É obrigação, também, comparecer a todos os atos da falência, podendo se representar por procurador, quando não for indispensável sua presença. Tal dispositivo se justifica, pois o processo de falência tem natureza sui generis, revelando uma necessidade premente a participação obrigatória do falido ou do administrador. Gladston Mamede afirma que a gravidade da situação econômica e jurídica, a afeta diretamente os direitos e os interesses de terceiros, justificou essa opção do legislador, que não traduz a presença em juízo como apenas uma faculdade do falido ou do administrador societário, mas igualmente uma obrigação, um dever. (MAMEDE, 2006)

Como é notoriamente sabido, o controle da massa falida fica a cargo do administrador judicial (sob o controle do juízo falimentar). Para que cumpra todas as suas funções deve este estar munido de toda a documentação necessária para a sua instrução. Por tal motivo, vê-se necessário o disposto no art. 104, V da Lei 11.101/05, devendo o falido entregar a tal administrador todos os bens, livros, papéis e documentos. O descumprimento deste dispositivo cai em tipos penais específicos (arts. 173 e 171 da Lei 11.101/05), portanto, não há falar em aplicação do parágrafo único do mesmo artigo, que trata da tipificação no crime de desobediência, em não se cumprindo tais obrigações. Pois, nesse caso específico, o crime será ou de desvio ou ocultação de bens ou de indução a erro.

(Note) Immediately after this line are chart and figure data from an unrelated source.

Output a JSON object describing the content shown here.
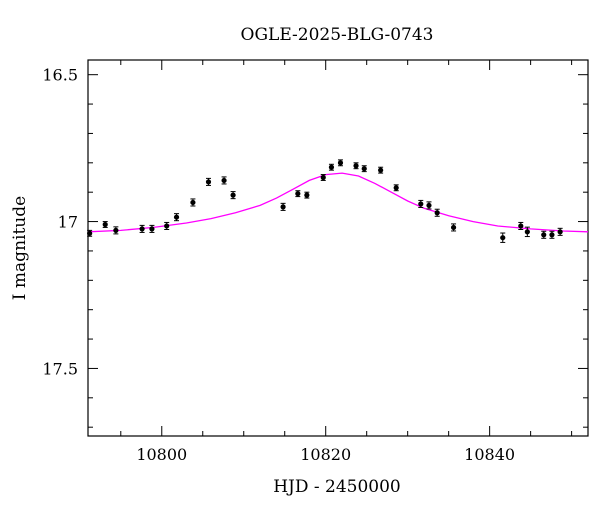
{
  "chart_data": {
    "type": "scatter",
    "title": "OGLE-2025-BLG-0743",
    "xlabel": "HJD - 2450000",
    "ylabel": "I magnitude",
    "xlim": [
      10791,
      10852
    ],
    "ylim": [
      17.73,
      16.45
    ],
    "y_inverted": true,
    "grid": false,
    "legend": "none",
    "x_ticks": [
      10800,
      10820,
      10840
    ],
    "x_tick_labels": [
      "10800",
      "10820",
      "10840"
    ],
    "y_ticks": [
      16.5,
      17,
      17.5
    ],
    "y_tick_labels": [
      "16.5",
      "17",
      "17.5"
    ],
    "series": [
      {
        "type": "scatter",
        "color": "#000000",
        "x": [
          10791.2,
          10793.1,
          10794.4,
          10797.6,
          10798.8,
          10800.6,
          10801.8,
          10803.8,
          10805.7,
          10807.6,
          10808.7,
          10814.8,
          10816.6,
          10817.7,
          10819.7,
          10820.7,
          10821.8,
          10823.7,
          10824.7,
          10826.7,
          10828.6,
          10831.6,
          10832.6,
          10833.6,
          10835.6,
          10841.6,
          10843.8,
          10844.6,
          10846.6,
          10847.6,
          10848.6
        ],
        "y": [
          17.04,
          17.01,
          17.03,
          17.025,
          17.025,
          17.015,
          16.985,
          16.935,
          16.865,
          16.86,
          16.91,
          16.95,
          16.905,
          16.91,
          16.85,
          16.815,
          16.8,
          16.81,
          16.82,
          16.825,
          16.885,
          16.94,
          16.945,
          16.97,
          17.02,
          17.055,
          17.015,
          17.035,
          17.045,
          17.045,
          17.035
        ],
        "yerr": [
          0.01,
          0.01,
          0.012,
          0.012,
          0.012,
          0.012,
          0.012,
          0.012,
          0.012,
          0.012,
          0.012,
          0.012,
          0.01,
          0.01,
          0.01,
          0.01,
          0.01,
          0.01,
          0.01,
          0.01,
          0.01,
          0.012,
          0.012,
          0.012,
          0.012,
          0.016,
          0.012,
          0.016,
          0.012,
          0.012,
          0.012
        ]
      },
      {
        "type": "line",
        "color": "#ff00ff",
        "x": [
          10791,
          10795,
          10799,
          10803,
          10806,
          10809,
          10812,
          10814,
          10816,
          10818,
          10820,
          10822,
          10824,
          10826,
          10828,
          10830,
          10832,
          10835,
          10838,
          10841,
          10845,
          10849,
          10852
        ],
        "y": [
          17.035,
          17.03,
          17.02,
          17.005,
          16.99,
          16.97,
          16.945,
          16.92,
          16.89,
          16.86,
          16.84,
          16.835,
          16.845,
          16.87,
          16.9,
          16.93,
          16.955,
          16.98,
          17.0,
          17.015,
          17.025,
          17.032,
          17.035
        ]
      }
    ]
  }
}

É, ainda, dever do empresário falido prestar as informações reclamadas pelo juiz, administrador judicial, credor ou Ministério Público sobre as circunstâncias e fatos que interessem a falência. Justifica-se pela necessidade de esclarecer pontos que, eventualmente, não restem claros dos livros, papéis, e documentos arrecadados pelo administrador judicial.

É obrigação do empresário falido, assim como do administrador da sociedade falida e mesmo de seus sócios, auxiliar o administrador judicial com zelo e presteza. Tal norma é muito genérica, havendo a necessidade de lhe impor limites. Primeiramente, podemos dar à tal dispositivo uma interpretação genérica, sendo considerado como um dever genérico de auxiliar o administrador, de não atrapalhá-lo, de não dificultar a sua atuação, de portar-se com boa-fé e probidade. Além dessa aplicação podemos elencar outros balizamentos da norma sobredita: I) o dever de auxiliar o administrador está limitado aos assuntos que envolvem a empresa falida; II) o auxílio requerido deve ser legítimo e lícito, ou seja, deve respeitar as normas jurídicas e respeitar a boa-fé, ainda, se pautando na razoabilidade e na proporcionalidade; III) tal auxílio só é obrigatório se for inequívoco no todo; IV) deve-se revestir de pessoalidade, só podendo ser pedido aquilo que diga respeito à determinada pessoa.

É imposto ao falido examinar as habilitações de crédito apresentadas. A habilitação é um processo administrativo, dentro do processo de falência, que se forma a compreensão do patrimônio passivo da empresa, ou seja, o conjunto das relações jurídicas na qual ela ocupa a posição de devedora. Todos os credores da empresa insolvente devem participar do processo de habilitação (embora haja a previsão de créditos retardatários). A relação de credores feita  pelo administrador judicial traz, nada mais, nada menos, do que uma lista de pretensos credores. Logo, o escopo do dispositivo em tela é a de fazer com que o empresário falido ou administrador da sociedade falida (que tinham contato com a empresa e tinham maior noção das dívidas da empresa) analisem se tais créditos são realmente devidos, mais uma vez possuindo uma função de auxílio.

Ao empresário ou ao administrador é imposto o dever de assistir ao levantamento, à verificação do balanço e ao exame dos livros. No entendimento de Gladston Mamede, o acompanhamento desses atos só deve ser presencial quando a presença da pessoa for indispensável.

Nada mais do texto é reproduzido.